Afuera el aire es un caldo tibio, quieto, puro resplandor. Le señalo el Renault 12 estacionado bajo el sol y le advierto que no tiene aire acondicionado. “Está bien”, dice, como diciendo “No lo esperaba”. Y agrega que siempre anduvo en autos así.
Cuando tomamos bulevar Oroño hablamos del viejo límite de la ciudad, de la zona de hospitales y del cementerio, donde los enfermos, los locos, los criminales y los muertos eran expulsados extra muros. Claro que no hay ni hubo muros, pero ahí está el parque, la espesa línea de árboles que opera como límite y divide zonas. De la ciudad hablamos, acaso porque recuerdo su paso por el trotskismo inglés y porque las invenciones de la burguesía capitalista y colonial, como estas ciudades, son materia de sus crónicas en Asia. De vuelta, con tiempo apenas para darse un baño y echarse unos minutos en la cama antes de ir al Bernardino Rivadavia a leer los poemas de Tsunami, el libro que tradujo Rosenberg, Fenton me preguntará por Malvinas. ¿Fuiste?, dice. ¿Fue algún amigo tuyo? El tema se disuelve en la atmósfera ahora agitada por un chaparrón mientras Fenton se mete en el hotel, con la camisa arrugada en la espalda y las mangas apretadas en los puños.
Familias imponentes
Cuando Fenton me habló de conocer las esculturas funerarias que hizo el padre de Lucio Fontana (“Lucho”, pronuncia), llamé a Dante Tapparelli para preguntarle qué tan accesibles eran esas tumbas. Desde hace unos años Dante realiza visitas nocturnas guiadas por el cementerio. “Mirá —dijo Taparelli al otro lado de la línea—, vas a ver las firmas: ‘Fontana – Scarabelli’, son muy visibles”.

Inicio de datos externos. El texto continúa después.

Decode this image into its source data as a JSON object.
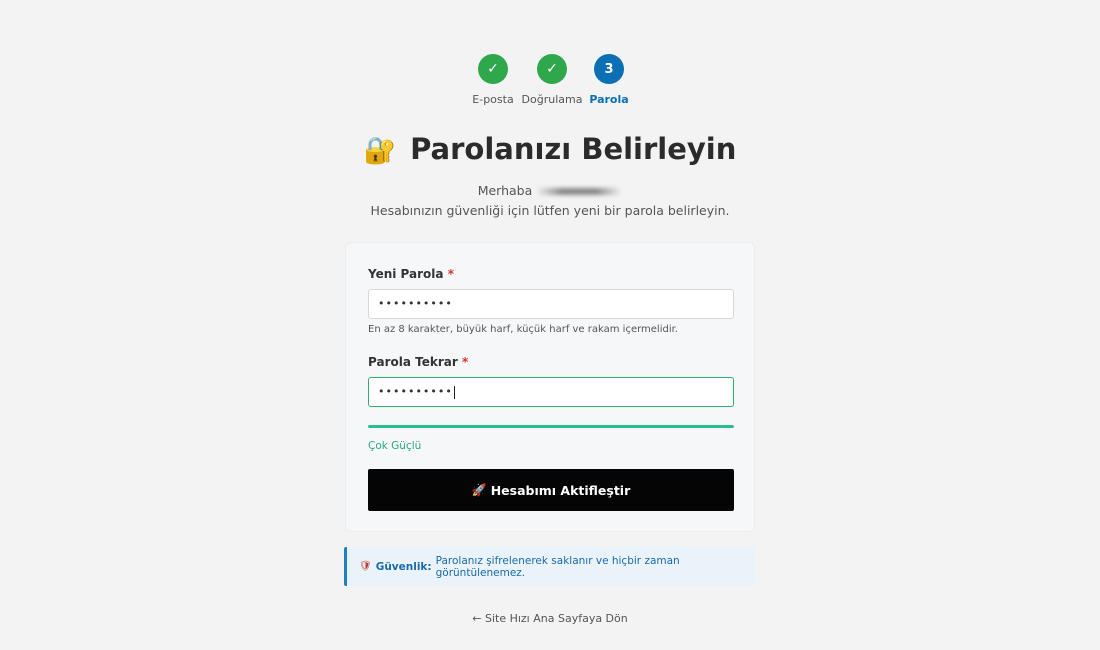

El vapor espeso y caliente coagula el aire, en el cielo hay unas nubes oscuras, como barrigas grises, por las que se filtra un resplandor uniforme. Bajo esa luz los monumentos de Luigi Fontana —las firmas tienen el tamaño de una mochila para llevar una notebook de los años 90— en las calles centrales de El Salvador lucen aún más imponentes. Fenton las mira fascinado y habla del cementerio de Milán donde se encontró con algo parecido. La principal diferencia entre las necrópolis como la de Rosario y las de Inglaterra, dice Fenton, es esa presencia imponente de la familia, a diferencia del cementerio inglés, con sus tumbas al ras de la tierra y sus lápidas individualizadas. “Allá —habla Fenton—, el visitante parece encontrarse siempre a solas con el muerto. Es una experiencia mucho más privada y solitaria”.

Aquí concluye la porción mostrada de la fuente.